TV

‘Bonnie & Clyde’ shoot ‘em up in new miniseries

They killed 13 people, stole 100 cars and robbed dozens of banks, mom-and-pop stores and gas stations. For their efforts they became media darlings in the bleak landscape of Depression-era America. Their exploits were broadcast in the newsreels shown in movie theaters before the main attraction. They themselves leaked photos of their exploits to newspapers, to shape their own Robin Hood-esque narrative of crime, romance and illicit sex. And boy, did it work. By the time Bonnie and Clyde were shot to smithereens on a country road in Bienville Parish, Louisiana, in 1934, they were folk heroes. Forty-thousand people came to view the body of Clyde Barrow as it lay in state; 50,000 came to pay their respects to his lover and moll, Bonnie Parker.

Bonnie & Clyde, now: Emile Hirsch and Holliday GraingerJoseph Viles

There has never been another couple like them and their story has given rise to three movies, the most famous of which is Arthur Penn’s 1967 revolutionary, romanticized account starring Warren Beatty and Faye Dunaway. Nearly 50 years later, a miniseries will tell their story again, with the same painstaking, fatalistic detail that made “Hatfield & McCoys” a blockbuster for History during the summer of 2012. Starring film actor Emile Hirsch and Holliday Grainger (“The Borgias”), the crime drama is receiving an unprecedented showcase — a simulcast Dec. 8 and 9 on three cable networks, A&E, History and Lifetime. The director (Bruce Beresford) and writers (John Rice and Joe Batteer) depict a dreamer (Bonnie) and a loser (Clyde) driven to violence by the times they lived in, the “dirty thirties” when Americans were having their homes foreclosed by the banks.

“There were a lot of people with anti-establishment feeling at the time,” says Rice. “With the Depression closing in, the common guy had nothing. When someone goes out there and takes the money from their homes, you go get him. There was hero worship. We get to find out what was behind these people.”

“The real Clyde was my height, five-feet-seven,” says Emile Hirsch. “Everything I read about him said he was a very serious dude, kind of an uptight control freak. Clyde wanted to be like John Dillinger. To call the shots. He wanted to make a name for himself. He had a huge, huge ego. He and Bonnie, they both wanted to be famous.”

In the miniseries, Bonnie is a dreamer who sends her eight-by-ten headshots off to Hollywood studios, looking for a way out of small-town life in the South, and sings a honky-tonk song at her father’s funeral. When she takes up with Clyde, having been dumped by her first husband, she’s the one who goads him to develop his talent for crime.

Bonnie & Clyde, then: The real outlawsAP

“Bonnie had always thought of herself as someone very special,” Rice says. “She wrote poems. She sent her headshots to Hollywood. She could never get anything in the local paper. In the movietones, Pretty Boy Floyd and others were getting as much attention as movie stars and once they started getting headlines, Bonnie certainly knew how to run with it.”

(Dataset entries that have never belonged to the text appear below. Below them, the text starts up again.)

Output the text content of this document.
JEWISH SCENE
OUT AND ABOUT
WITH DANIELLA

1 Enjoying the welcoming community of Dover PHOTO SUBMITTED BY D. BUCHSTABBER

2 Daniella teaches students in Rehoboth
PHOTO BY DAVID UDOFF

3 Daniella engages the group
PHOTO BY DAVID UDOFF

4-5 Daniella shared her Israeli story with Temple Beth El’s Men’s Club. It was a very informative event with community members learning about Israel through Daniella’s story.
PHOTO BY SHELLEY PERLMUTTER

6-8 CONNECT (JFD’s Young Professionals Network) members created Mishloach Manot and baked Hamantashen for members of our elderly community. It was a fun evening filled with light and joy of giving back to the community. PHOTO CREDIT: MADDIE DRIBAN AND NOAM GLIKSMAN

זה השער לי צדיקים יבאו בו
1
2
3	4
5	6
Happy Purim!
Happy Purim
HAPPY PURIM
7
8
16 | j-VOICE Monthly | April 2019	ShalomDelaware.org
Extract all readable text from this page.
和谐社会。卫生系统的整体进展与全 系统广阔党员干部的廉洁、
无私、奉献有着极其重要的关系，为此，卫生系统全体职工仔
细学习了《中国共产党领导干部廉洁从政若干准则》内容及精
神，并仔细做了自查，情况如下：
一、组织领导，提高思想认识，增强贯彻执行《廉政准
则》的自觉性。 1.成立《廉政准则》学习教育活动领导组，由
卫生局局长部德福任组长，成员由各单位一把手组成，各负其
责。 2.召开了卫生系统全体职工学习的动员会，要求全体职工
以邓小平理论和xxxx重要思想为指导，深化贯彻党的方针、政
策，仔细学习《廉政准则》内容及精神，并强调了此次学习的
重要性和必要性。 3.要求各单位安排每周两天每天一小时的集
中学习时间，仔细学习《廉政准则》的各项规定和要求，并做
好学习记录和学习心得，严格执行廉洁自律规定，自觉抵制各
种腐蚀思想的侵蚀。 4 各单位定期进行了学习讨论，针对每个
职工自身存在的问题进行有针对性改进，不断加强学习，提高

And so did Hollywood, when they got their hands on the project. In the film, Bonnie and Clyde are as glamorous as Faye Dunaway and Warren Beatty were in 1967, but the miniseries downplays that aspect with some realistic detail, including actual black-and-white footage of the bullet-ridden automobile their dead bodies were found in. Clyde, who already had a record before he paired with Bonnie, “paid another inmate to chop off two of his toes to get his release from prison,” says Bateer. Near the end of their criminal career, Bonnie was in a car accident that left her badly burned.

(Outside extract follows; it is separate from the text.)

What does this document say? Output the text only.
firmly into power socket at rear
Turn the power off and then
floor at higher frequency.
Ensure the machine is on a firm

“Bonnie got addicted to painkillers after she was burned up in that crash,” says Rice. “Eventually, Clyde weaned her off them.”

Another important difference had to do with Clyde’s sexuality. When he was in prison, he was molested by a fellow inmate. In the film version, Clyde is also portrayed as impotent.

“The filmmakers completely made that up, I didn’t read anything about that,” says Hirsch. “He was raped in jail for a year. Clyde murdered that guy. That’s what really made him hardened.”

The 1967 film, which grossed $70 million at the box office, is a hard act to follow, but Hirsch and the filmmakers believe enough time has passed for a new audience to discover a new Bonnie and Clyde.

“This is not a romantic comedy starring Bonnie and Clyde,” says Hirsch. “They are dark characters. It is a gnarly version of events.”

“We don’t want to have the same kind of bouncy thing of the ’67 film,” says Rice.”I’ve got some kids that are late teens, early twenties. They don’t know much about Bonnie and Clyde. It’s been a while since it’s been done like this.”